FOMC Boosts Funds Rate by an Expected Quarter Point

June 13, 2018 by Paul Ausick

The Federal Reserve’s Open Market Committee (FOMC) decided Wednesday to raise the target range for the fed funds rate from a prior range of 1.50% to 1.75% to a new range of 1.75% to 2%. The vote was unanimous.

The committee also noted that overall inflation and core inflation (excluding food and energy) “have moved closer” to 2% and indicate that “longer-term inflation expectations are little changed, on balance.”

The rate hike was widely expected and markets had been reasonably calm with the blue-chip Dow and the S&P 500 trading flat and the Nasdaq composite up about 0.3%. The higher lending rate sent all three indexes down.

The next data point traders and investors get will come tomorrow morning when the European Central Bank is expected to announce that it will maintain its acccomodative policy with no change.

The FOMC also released its economic projections for the three-year period through 2020. Median GDP growth in 2018 is seen rising by 2.8%, up from the March projection of 2.7%. Projections of GDP growth of 2.4% next year and 2% in 2020 were unchanged.

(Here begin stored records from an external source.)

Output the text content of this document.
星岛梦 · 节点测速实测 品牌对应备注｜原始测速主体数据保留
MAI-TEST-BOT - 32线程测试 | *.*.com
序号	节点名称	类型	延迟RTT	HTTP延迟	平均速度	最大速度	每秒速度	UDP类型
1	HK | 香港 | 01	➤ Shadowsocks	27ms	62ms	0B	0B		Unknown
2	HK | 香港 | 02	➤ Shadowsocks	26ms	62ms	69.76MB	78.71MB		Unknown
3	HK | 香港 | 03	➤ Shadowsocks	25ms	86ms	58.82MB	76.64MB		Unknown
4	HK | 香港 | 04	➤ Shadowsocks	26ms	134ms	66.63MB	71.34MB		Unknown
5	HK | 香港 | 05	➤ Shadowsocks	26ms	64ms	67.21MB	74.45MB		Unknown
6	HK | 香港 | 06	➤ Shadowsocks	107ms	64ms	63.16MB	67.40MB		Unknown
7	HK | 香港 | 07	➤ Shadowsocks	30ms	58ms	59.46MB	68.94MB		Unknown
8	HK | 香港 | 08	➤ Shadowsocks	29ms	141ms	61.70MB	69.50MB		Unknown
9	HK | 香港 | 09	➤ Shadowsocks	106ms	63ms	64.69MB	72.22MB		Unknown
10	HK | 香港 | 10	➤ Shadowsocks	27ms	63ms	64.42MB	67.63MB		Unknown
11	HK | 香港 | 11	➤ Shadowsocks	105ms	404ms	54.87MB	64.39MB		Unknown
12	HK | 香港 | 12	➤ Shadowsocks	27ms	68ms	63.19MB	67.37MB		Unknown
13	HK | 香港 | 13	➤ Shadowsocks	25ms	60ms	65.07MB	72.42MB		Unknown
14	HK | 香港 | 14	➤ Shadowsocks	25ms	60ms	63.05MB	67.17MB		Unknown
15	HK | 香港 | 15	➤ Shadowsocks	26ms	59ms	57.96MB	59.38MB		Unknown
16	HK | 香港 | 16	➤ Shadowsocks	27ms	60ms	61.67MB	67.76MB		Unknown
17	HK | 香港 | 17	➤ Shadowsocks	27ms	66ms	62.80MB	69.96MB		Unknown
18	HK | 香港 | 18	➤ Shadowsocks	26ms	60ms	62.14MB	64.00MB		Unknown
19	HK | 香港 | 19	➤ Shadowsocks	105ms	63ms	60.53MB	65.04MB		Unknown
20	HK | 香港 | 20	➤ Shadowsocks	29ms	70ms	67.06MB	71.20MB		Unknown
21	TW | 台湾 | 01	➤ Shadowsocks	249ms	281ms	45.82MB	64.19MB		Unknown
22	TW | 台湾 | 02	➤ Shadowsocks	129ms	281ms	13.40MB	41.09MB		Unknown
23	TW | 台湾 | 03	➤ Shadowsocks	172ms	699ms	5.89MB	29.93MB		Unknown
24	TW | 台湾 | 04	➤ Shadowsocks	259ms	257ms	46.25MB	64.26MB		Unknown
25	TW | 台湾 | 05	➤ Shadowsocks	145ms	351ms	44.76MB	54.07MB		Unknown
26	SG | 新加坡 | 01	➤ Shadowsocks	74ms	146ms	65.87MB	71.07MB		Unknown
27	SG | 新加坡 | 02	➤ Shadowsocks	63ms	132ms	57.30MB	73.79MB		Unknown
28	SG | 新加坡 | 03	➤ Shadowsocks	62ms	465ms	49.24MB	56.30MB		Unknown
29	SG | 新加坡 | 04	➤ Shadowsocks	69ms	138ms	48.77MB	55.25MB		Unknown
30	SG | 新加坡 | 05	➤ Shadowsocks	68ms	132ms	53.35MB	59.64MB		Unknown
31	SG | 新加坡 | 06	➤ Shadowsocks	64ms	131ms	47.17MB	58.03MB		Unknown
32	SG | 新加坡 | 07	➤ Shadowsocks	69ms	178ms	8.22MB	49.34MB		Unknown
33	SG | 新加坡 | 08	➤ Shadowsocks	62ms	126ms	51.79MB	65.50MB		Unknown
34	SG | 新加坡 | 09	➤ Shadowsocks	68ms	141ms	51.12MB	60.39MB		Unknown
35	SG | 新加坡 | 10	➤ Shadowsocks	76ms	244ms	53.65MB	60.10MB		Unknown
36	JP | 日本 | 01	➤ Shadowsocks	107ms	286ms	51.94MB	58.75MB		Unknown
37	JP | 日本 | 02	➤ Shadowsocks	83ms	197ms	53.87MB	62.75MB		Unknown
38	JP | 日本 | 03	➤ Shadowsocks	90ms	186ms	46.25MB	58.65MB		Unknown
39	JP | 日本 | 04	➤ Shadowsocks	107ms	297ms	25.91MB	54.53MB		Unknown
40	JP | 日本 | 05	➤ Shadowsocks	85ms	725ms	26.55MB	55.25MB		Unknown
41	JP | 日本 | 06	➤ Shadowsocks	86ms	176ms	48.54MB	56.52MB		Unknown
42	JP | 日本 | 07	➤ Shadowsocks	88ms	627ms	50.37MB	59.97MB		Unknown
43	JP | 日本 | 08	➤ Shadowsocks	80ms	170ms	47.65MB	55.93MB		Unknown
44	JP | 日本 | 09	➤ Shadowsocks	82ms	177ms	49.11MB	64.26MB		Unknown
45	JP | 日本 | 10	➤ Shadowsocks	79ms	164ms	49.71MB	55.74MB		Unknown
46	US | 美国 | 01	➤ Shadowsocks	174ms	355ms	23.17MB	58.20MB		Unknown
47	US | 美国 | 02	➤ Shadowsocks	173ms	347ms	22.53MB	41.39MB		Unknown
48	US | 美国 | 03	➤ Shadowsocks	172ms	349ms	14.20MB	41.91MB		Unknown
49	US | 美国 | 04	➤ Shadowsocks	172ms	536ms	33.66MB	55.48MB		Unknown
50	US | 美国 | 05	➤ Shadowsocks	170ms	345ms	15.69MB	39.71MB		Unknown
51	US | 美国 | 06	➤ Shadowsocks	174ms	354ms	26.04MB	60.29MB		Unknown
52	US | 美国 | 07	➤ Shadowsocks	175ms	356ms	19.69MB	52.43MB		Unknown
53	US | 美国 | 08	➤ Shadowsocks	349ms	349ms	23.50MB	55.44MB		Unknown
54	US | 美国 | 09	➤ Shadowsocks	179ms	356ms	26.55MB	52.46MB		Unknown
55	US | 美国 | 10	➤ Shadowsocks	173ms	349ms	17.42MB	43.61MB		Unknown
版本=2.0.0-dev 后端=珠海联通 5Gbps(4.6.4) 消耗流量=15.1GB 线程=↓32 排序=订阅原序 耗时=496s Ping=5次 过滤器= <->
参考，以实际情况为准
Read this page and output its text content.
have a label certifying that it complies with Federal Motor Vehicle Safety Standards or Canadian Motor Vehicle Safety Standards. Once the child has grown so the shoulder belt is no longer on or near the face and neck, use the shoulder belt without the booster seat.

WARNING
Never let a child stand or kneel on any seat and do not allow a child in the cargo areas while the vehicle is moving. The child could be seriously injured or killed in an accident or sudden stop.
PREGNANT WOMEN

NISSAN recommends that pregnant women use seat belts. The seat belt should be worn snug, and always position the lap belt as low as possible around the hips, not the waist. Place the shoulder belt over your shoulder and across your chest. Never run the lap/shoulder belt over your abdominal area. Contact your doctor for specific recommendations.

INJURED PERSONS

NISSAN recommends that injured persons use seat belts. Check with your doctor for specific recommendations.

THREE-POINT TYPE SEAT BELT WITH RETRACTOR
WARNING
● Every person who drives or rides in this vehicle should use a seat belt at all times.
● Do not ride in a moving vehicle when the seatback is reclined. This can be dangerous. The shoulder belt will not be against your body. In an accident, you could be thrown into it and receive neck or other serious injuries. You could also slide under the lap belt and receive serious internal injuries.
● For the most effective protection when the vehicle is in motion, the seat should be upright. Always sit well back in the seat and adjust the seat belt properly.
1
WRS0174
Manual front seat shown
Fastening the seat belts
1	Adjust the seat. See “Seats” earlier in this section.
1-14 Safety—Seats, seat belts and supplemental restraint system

The forecast for median personal consumption expenditures (PCE) inflation rose from 1.9% in the March projection to 2.1%. The FOMC now projects the same level for both 2019 and 2020. Median core PCE inflation is forecast at 2% for this year, up from the March projection of 1.9%. The core inflation projection for the next two years is unchanged from March at 2.1%.

The projected unemployment rate for this year has been dropped from a March level of 3.8% to a new estimate of 3.6%. Projections for 2019 and 2010 were also lowered from 3.6% in both years to 3.5% in both years.

The median FOMC forecast for the Fed funds rate rose to 2.4% for this year and rose to 3.1% next year and 3.4% in 2020. The new forecast replaces the March projections for a Fed funds rate of 2.1% at the end of this year, 2.9% at the end of 2019, and 3.4% in 2020.

In a terse wrap-up statement the FOMC said: “Risks to the economic outlook appear roughly balanced.”

The expert Fed tea-leaves readers may see at least two more rate hikes this year to reach the new forecast level of 2.4% and that could be weighing on equity markets now.

Shortly after the statement was published equity markets moved slightly lower with real-estate and basic materials sectors taking the heaviest blows. The yield on 10-year Treasuries rose by nearly 3 basis points to 2.976% and the dollar remained basically flat.